TEHRAN, MAY 27 (AP) - Iran's new parliament opened Saturday, dominated for the first time by reformists who support President Mohammad Khatami's programs to loosen the strict Islamic rules kept in place by hard-line clergy who still wield enormous power.

 

The inauguration ceremony, broadcast live on state-run television and radio, began with the playing of the national anthem and the reading of verses from Islam's holy book, the Koran.

 

The session was attended by senior leaders, military commanders, foreign diplomats and journalists who sat in the visitors' gallery listening through headphones to a translation of the proceeding.

 

In a statement read by an assistant, Supreme leader Ayatollah Ali Khamenei said the Majlis, or parliament, should "disappoint the enemy" by defending the country's Islamic establishment.

 

Reformists won about three-fourths of the 290 seats in the Majlis. Elections are contested on a nonpartisan basis, and legislators' party affiliations are known only informally.

 

This is the first time since the 1979 Islamic revolution brought the clergy to power that the legislature has slipped out of the control of hard-liners who want no dilution of the Islamic-guided laws, many of them unpopular due to their restrictions on personal freedoms.

 

Despite the reformists' election victory, the 3-year-old power struggle between Khatami's allies and the hard-liners is far from over. Since it became apparent that reformists had swept the Feb. 18 elections, there has been a strong backlash by the hard-liners. 

 

The Guardian Council, an election supervisory body controlled by conservatives, delayed endorsing the results for three months, alleging fraud. It formally accepted the reformists' victory last week after pressure from Khamenei, the final authority in Iran.

 

Khamenei is known to back the hard-liners but has sometimes kept them in check, apparently to prevent an outright confrontation. 

 

The hard-liners also control the judiciary and the security forces. Last month, they used the judiciary to shut down 18 reformist newspapers and jail several leaders. Soon after the elections, a prominent Khatami ally, Saeed Hajjarian, was shot and seriously wounded.

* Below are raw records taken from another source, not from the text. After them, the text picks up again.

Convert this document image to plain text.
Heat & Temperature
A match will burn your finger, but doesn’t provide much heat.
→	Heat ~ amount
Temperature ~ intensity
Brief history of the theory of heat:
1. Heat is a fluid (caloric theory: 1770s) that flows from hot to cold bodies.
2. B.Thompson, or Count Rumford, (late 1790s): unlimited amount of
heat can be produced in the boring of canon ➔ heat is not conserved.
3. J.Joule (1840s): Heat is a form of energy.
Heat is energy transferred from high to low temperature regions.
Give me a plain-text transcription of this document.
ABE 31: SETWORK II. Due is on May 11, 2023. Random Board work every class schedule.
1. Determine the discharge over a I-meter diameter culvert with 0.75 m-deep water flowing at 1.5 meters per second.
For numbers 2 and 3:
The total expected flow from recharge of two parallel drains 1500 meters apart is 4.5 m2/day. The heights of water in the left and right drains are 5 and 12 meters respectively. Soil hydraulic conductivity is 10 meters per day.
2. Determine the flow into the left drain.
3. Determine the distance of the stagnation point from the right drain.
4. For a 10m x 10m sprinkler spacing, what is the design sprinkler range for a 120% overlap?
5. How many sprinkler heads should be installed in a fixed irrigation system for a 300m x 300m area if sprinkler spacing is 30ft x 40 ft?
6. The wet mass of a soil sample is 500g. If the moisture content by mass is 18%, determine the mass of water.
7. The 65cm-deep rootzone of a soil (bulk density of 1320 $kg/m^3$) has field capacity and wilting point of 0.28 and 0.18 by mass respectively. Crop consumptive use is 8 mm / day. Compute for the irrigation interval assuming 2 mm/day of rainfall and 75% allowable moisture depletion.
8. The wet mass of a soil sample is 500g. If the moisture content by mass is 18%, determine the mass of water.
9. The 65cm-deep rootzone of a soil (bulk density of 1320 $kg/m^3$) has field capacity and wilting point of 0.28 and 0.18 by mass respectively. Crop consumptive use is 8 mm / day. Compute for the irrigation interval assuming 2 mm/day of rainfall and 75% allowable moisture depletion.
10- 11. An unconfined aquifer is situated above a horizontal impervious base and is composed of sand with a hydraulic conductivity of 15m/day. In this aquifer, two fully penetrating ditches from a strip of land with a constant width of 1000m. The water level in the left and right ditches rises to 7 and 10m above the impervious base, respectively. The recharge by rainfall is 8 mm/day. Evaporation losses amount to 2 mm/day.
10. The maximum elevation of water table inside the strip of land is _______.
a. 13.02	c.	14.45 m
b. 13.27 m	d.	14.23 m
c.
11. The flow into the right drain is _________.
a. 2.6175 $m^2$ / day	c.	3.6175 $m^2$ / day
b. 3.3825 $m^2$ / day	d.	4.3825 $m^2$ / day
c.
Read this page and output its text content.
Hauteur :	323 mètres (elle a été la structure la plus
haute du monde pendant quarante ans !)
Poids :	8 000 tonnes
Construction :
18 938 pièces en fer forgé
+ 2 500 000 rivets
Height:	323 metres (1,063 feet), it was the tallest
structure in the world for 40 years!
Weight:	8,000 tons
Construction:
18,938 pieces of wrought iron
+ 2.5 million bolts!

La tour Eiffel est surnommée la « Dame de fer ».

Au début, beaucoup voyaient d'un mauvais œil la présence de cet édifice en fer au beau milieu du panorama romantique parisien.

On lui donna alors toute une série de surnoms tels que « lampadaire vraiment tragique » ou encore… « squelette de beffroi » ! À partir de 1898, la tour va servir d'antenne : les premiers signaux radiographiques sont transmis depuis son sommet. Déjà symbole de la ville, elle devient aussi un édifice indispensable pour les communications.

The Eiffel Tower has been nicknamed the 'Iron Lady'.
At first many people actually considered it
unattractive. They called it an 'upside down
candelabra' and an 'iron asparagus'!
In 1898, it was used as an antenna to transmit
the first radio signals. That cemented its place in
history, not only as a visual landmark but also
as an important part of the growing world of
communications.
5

He was released from hospital earlier this month.

 

Besides supervising the elections, the Guardian Council also is the final approver of all new legislation - which could be a stumbling block for the reformist lawmakers.

 

Still, the convening of parliament on time is an indication that the reformists are not without influence. In the absence of any interference, they will be able to make themselves heard to the people as all parliamentary proceedings are required to be broadcast live by state media.

 

Even before the convening of parliament, the reformists scored a minor victory when former President Hashemi Rafsanjani resigned from parliament Thursday following his poor showing in the elections - he

finished among the last in a slate of 30 candidates elected from Tehran.

 

Rafsanjani, the most prominent hard-liner to win a parliament seat, was believed to be the hard-liners' choice for the powerful position of house speaker.